Kimberly is doing great, relatively speaking. The doctors say that cognitively she is far ahead of her physical condition. She has regained almost total use of her left hand, and her right is about where her left was three months ago, and showing a lot of progress.
She is bright and alert. She prints ledgibly with either hand, has started painting again. She has retained her sense of composition and her talent, but her hand is of course unsteady. With the regained use of her arms and hands, she is developing increased mobility in her wheelchair, and is making slow progress on using a walker. She is still very limited in her speaking, and this may be the most lasting obvious effect of her injuries.
After 11 months of being fed by tube, she has regained enough swallowing function to be able to ear pureed foods and thickened liquids. She has also regained bowel and bladder control, which is huge, because many with these types of injuries are incontinent for life. She has permanent optic nerve damage in her right eye, which causes problems with scanning, and consequently reading problems.
She has gone through a series of seemingly obsessive preoccupations. At first, it was many kinds of geometric games and puzzles, anything involving patterns and colors. Then it was math, and she would sit for hours working problems. Lately it is card games, including solitaire when she can't find a partner or two. Her memory also seems to be slowly but steadily improving.
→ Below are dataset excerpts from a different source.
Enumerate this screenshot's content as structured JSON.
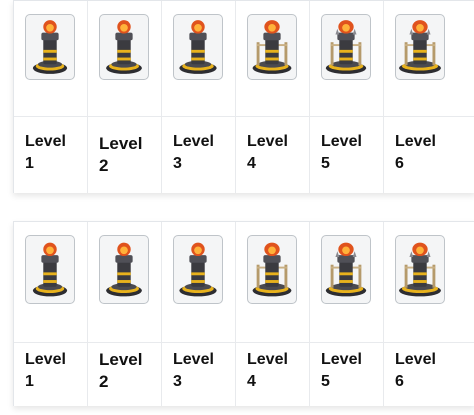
{
  "tables": [
    {
      "levels": [
        {
          "word": "Level",
          "num": "1",
          "icon": "tower-level-1-icon"
        },
        {
          "word": "Level",
          "num": "2",
          "icon": "tower-level-2-icon"
        },
        {
          "word": "Level",
          "num": "3",
          "icon": "tower-level-3-icon"
        },
        {
          "word": "Level",
          "num": "4",
          "icon": "tower-level-4-icon"
        },
        {
          "word": "Level",
          "num": "5",
          "icon": "tower-level-5-icon"
        },
        {
          "word": "Level",
          "num": "6",
          "icon": "tower-level-6-icon"
        }
      ]
    },
    {
      "levels": [
        {
          "word": "Level",
          "num": "1",
          "icon": "tower-level-1-icon"
        },
        {
          "word": "Level",
          "num": "2",
          "icon": "tower-level-2-icon"
        },
        {
          "word": "Level",
          "num": "3",
          "icon": "tower-level-3-icon"
        },
        {
          "word": "Level",
          "num": "4",
          "icon": "tower-level-4-icon"
        },
        {
          "word": "Level",
          "num": "5",
          "icon": "tower-level-5-icon"
        },
        {
          "word": "Level",
          "num": "6",
          "icon": "tower-level-6-icon"
        }
      ]
    }
  ],
  "colors": {
    "tower_stone": "#3b3b40",
    "tower_gold": "#e8b21c",
    "tower_flame": "#e0531d",
    "tower_ember": "#ffb23a"
  }
}
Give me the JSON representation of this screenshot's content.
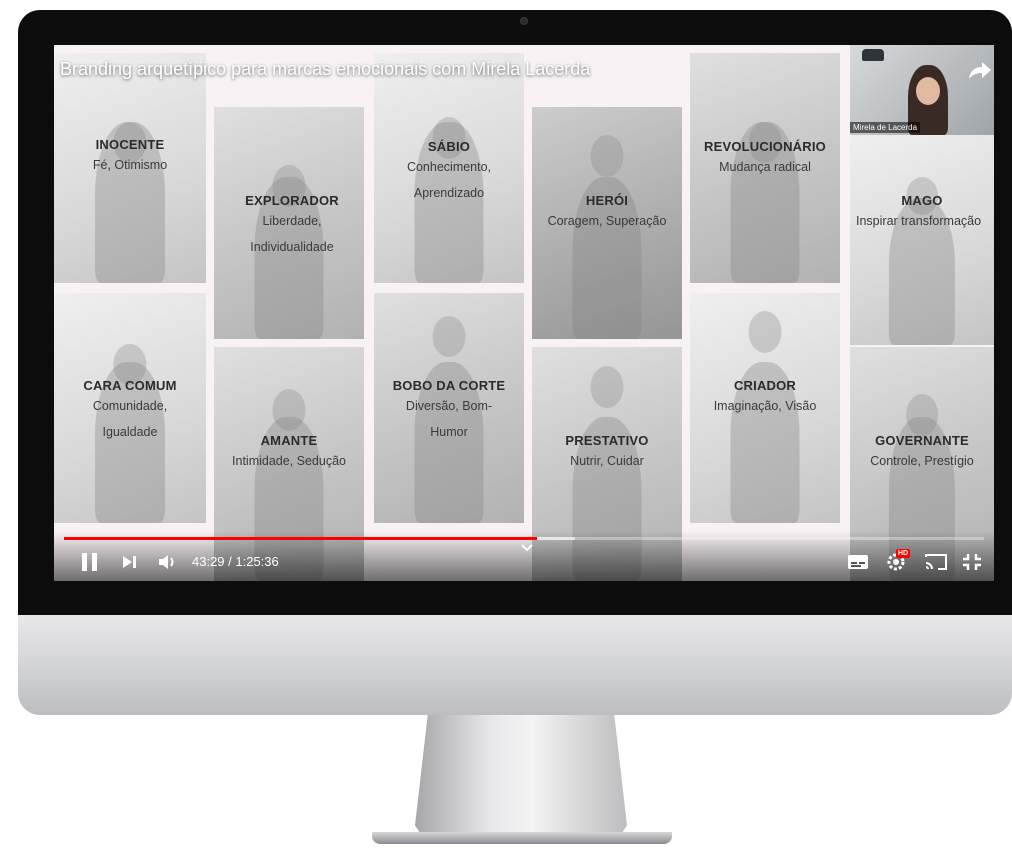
{
  "player": {
    "title": "Branding arquetípico para marcas emocionais com Mirela Lacerda",
    "time_display": "43:29 / 1:25:36",
    "progress_fraction": 0.514,
    "buffer_fraction": 0.555,
    "accent": "#ff0000",
    "controls": [
      "pause-icon",
      "next-icon",
      "volume-icon",
      "subtitles-icon",
      "settings-icon",
      "cast-icon",
      "exit-fullscreen-icon"
    ],
    "hd_badge": "HD"
  },
  "webcam": {
    "name": "Mirela de Lacerda"
  },
  "archetypes": [
    {
      "title": "INOCENTE",
      "subtitle": "Fé, Otimismo"
    },
    {
      "title": "EXPLORADOR",
      "subtitle": "Liberdade, Individualidade"
    },
    {
      "title": "SÁBIO",
      "subtitle": "Conhecimento, Aprendizado"
    },
    {
      "title": "HERÓI",
      "subtitle": "Coragem, Superação"
    },
    {
      "title": "REVOLUCIONÁRIO",
      "subtitle": "Mudança radical"
    },
    {
      "title": "MAGO",
      "subtitle": "Inspirar transformação"
    },
    {
      "title": "CARA COMUM",
      "subtitle": "Comunidade, Igualdade"
    },
    {
      "title": "AMANTE",
      "subtitle": "Intimidade, Sedução"
    },
    {
      "title": "BOBO DA CORTE",
      "subtitle": "Diversão, Bom-Humor"
    },
    {
      "title": "PRESTATIVO",
      "subtitle": "Nutrir, Cuidar"
    },
    {
      "title": "CRIADOR",
      "subtitle": "Imaginação, Visão"
    },
    {
      "title": "GOVERNANTE",
      "subtitle": "Controle, Prestígio"
    }
  ]
}
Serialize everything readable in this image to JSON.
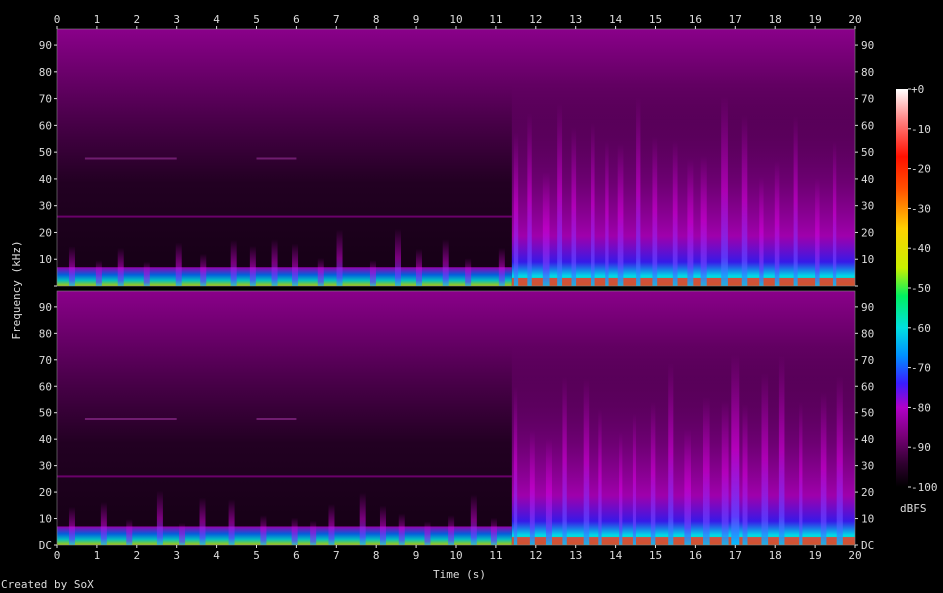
{
  "chart_data": {
    "type": "heatmap",
    "subtype": "spectrogram",
    "channels": 2,
    "xlabel": "Time (s)",
    "ylabel": "Frequency (kHz)",
    "x_ticks": [
      "0",
      "1",
      "2",
      "3",
      "4",
      "5",
      "6",
      "7",
      "8",
      "9",
      "10",
      "11",
      "12",
      "13",
      "14",
      "15",
      "16",
      "17",
      "18",
      "19",
      "20"
    ],
    "xlim": [
      0,
      20
    ],
    "y_ticks": [
      "DC",
      "10",
      "20",
      "30",
      "40",
      "50",
      "60",
      "70",
      "80",
      "90"
    ],
    "ylim_khz": [
      0,
      96
    ],
    "colorbar": {
      "label": "dBFS",
      "ticks": [
        "+0",
        "-10",
        "-20",
        "-30",
        "-40",
        "-50",
        "-60",
        "-70",
        "-80",
        "-90",
        "-100"
      ],
      "range": [
        -100,
        0
      ],
      "colors": [
        "#000000",
        "#300030",
        "#7a007a",
        "#b000c8",
        "#3a1cff",
        "#0090ff",
        "#00e0e0",
        "#00f060",
        "#c8f000",
        "#ffd000",
        "#ff5000",
        "#ff1000",
        "#ff8080",
        "#ffffff"
      ]
    },
    "notes": "Quiet first ~11.4 s (energy concentrated below ~8 kHz, faint bands near 26 kHz and 48 kHz); louder, broadband transients every ~0.4 s from ~11.4 s to 20 s reaching ~70 kHz; peak event near 16.9 s in channel 2."
  },
  "footer": {
    "credit": "Created by SoX"
  },
  "colors": {
    "background": "#000000",
    "text": "#dddddd"
  }
}
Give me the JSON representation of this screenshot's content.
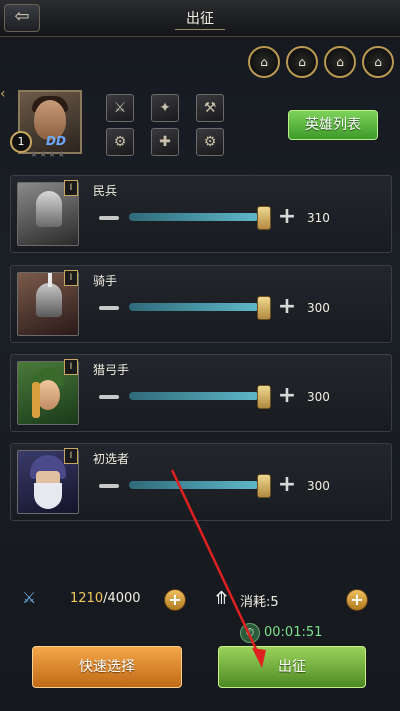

We are on the verge of bringing her home, probably within two weeks. I am a little apprehensive about this, because I will be the priumary caregiver since I am retired and my wife is still teaching. This is going to be a full time, confining job. However, it will provide us with more opportunity to work with her both physically and mentally.
She is a tough, determined little girl, perhaps the one toughest individual I have ever known. She is full of faith and without self pity. At every step of the way, doctors have told us not to expect anything more. When she was lying near death, they could not give any prognosis of her living. When she was comatose, they could not offer any real hope. When she was lying in a "persistent vegetative state" last September, one doctor told us not to expect anything else, that this was the way she would always be. A couple of months ago, we were told that she would never walk independently without aid. Last Sunday, I pointed out to her that her personal record of 17 unassisted steps on a walker was several weeks old. she promptly walked 19 consecutive steps on a walker without my assistance, and I sat her in her chair, very pleased with the effort. She insisted on getting up again, and went 29 steps.
Today at physical therapy, the therapist told us that her limited ability to raise and rotate her right arm would prevent her from doing such things as brushing her hair with her right hand. She didn't respond to this news at all. When we got back to the nursing home and finished our after dinner routine of brushing her teeth and scrubbing her face, she asked for her hairbrush, took it with her right hand, and promptly started brushing the back of her hair.